Dirksmeier stresses managing the critical operational workflows of assets in a health care facility in order to get a return on investment and make overall improvements.

“When we drive asset process compliance, we improve utilization; when we improve utilization, we reduce the capital commitment required for assets in hospitals,” he says.

RTLS is a large investment for a facility, at times requiring a beef up of Wi-Fi infrastructure, which many hospitals are doing anyway as they move to mobile devices.

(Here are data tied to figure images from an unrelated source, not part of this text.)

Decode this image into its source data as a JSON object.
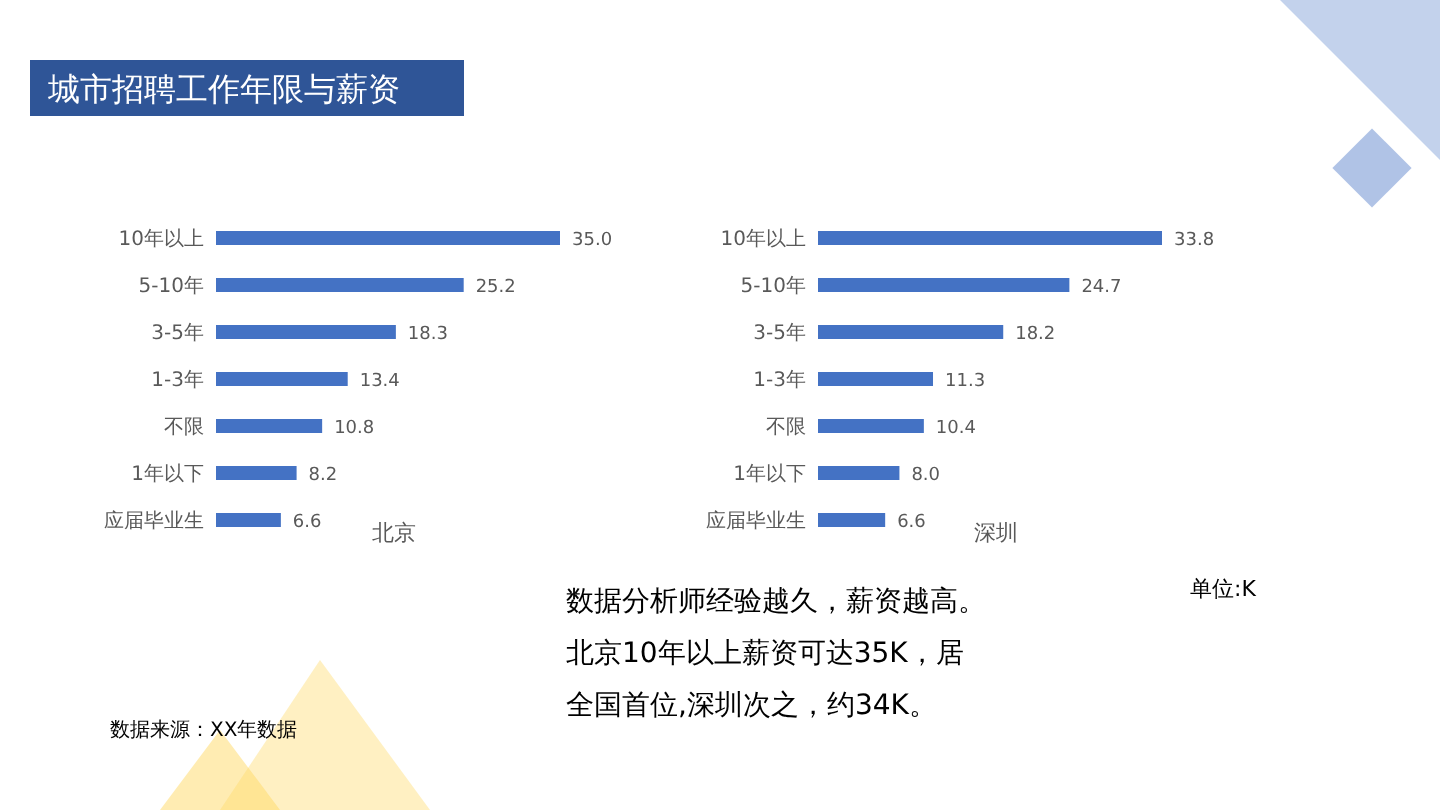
{
  "chart_data": [
    {
      "type": "other",
      "title": "城市招聘工作年限与薪资",
      "annotations": [
        "数据分析师经验越久，薪资越高。",
        "北京10年以上薪资可达35K，居",
        "全国首位,深圳次之，约34K。",
        "单位:K",
        "数据来源：XX年数据"
      ]
    },
    {
      "type": "bar",
      "orientation": "horizontal",
      "title": "北京",
      "categories": [
        "10年以上",
        "5-10年",
        "3-5年",
        "1-3年",
        "不限",
        "1年以下",
        "应届毕业生"
      ],
      "values": [
        35.0,
        25.2,
        18.3,
        13.4,
        10.8,
        8.2,
        6.6
      ],
      "value_labels": [
        "35.0",
        "25.2",
        "18.3",
        "13.4",
        "10.8",
        "8.2",
        "6.6"
      ],
      "color": "#4472c4"
    },
    {
      "type": "bar",
      "orientation": "horizontal",
      "title": "深圳",
      "categories": [
        "10年以上",
        "5-10年",
        "3-5年",
        "1-3年",
        "不限",
        "1年以下",
        "应届毕业生"
      ],
      "values": [
        33.8,
        24.7,
        18.2,
        11.3,
        10.4,
        8.0,
        6.6
      ],
      "value_labels": [
        "33.8",
        "24.7",
        "18.2",
        "11.3",
        "10.4",
        "8.0",
        "6.6"
      ],
      "color": "#4472c4"
    }
  ]
}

But the payback is quick.

Intelligent InSites’ Ruark confirms this. “On a monthly basis we measure and show the ROI. We’re seeing time to pay back as short as 12 months, but most times it’s in the 18 to 24 month range. Actual cost savings happen immediately because you’ll see that drop in procurement and a drop in rental if you’re renting,” he says. Arvid Gomez, president of Sonitor Technologies added, “Another area that RTLS enables a facility to cut costs is through automated nurse calls which free nurses to focus on patient care. This drives staff efficiency, quality of care and better patient outcomes.”

Leapfrog into patient management
Almost all RTLS providers interviewed told DOTmed News that the technology is being used increasingly for patient flow and workforce management.

“It has grown way out of the concept of managing just an asset,” says Miller. “Hospitals have finally figured out it’s not just about location and finding things anymore; it’s really about what do we do with this information and how do we use it to operate more efficiently.”

Miller says she used to get one call a month with requests for OR and ED system integration; today, she says, it’s at least one call a day. On the clinical side, RTLS can translate into less ED wait times because beds can be turned around that much quicker with alerts to get a free bed cleaned and into production earlier.

Jay Deady, CEO of Awarepoint, says many of his clients have the numbers to back it up: 20 to 25 percent decrease in ED wait times; 60 to 75 percent reduction of ED left without service; adding 49 OR cases per month; and 25 to 50 percent reduction in bed turnover times.

Although GE Healthcare started with asset management, Dirksmeier says that managing patient flow has caught on quickly, due in large part to hospitals realizing that they need to focus on operations to change the way health care is delivered.

“We see this as a big growth area for GE, and more importantly, a way to change the delivery of health care,” he says. Delivering health care in a more efficient way is a top priority for hospitals today as health care reform begins linking quality metrics and patient satisfaction to reimbursement.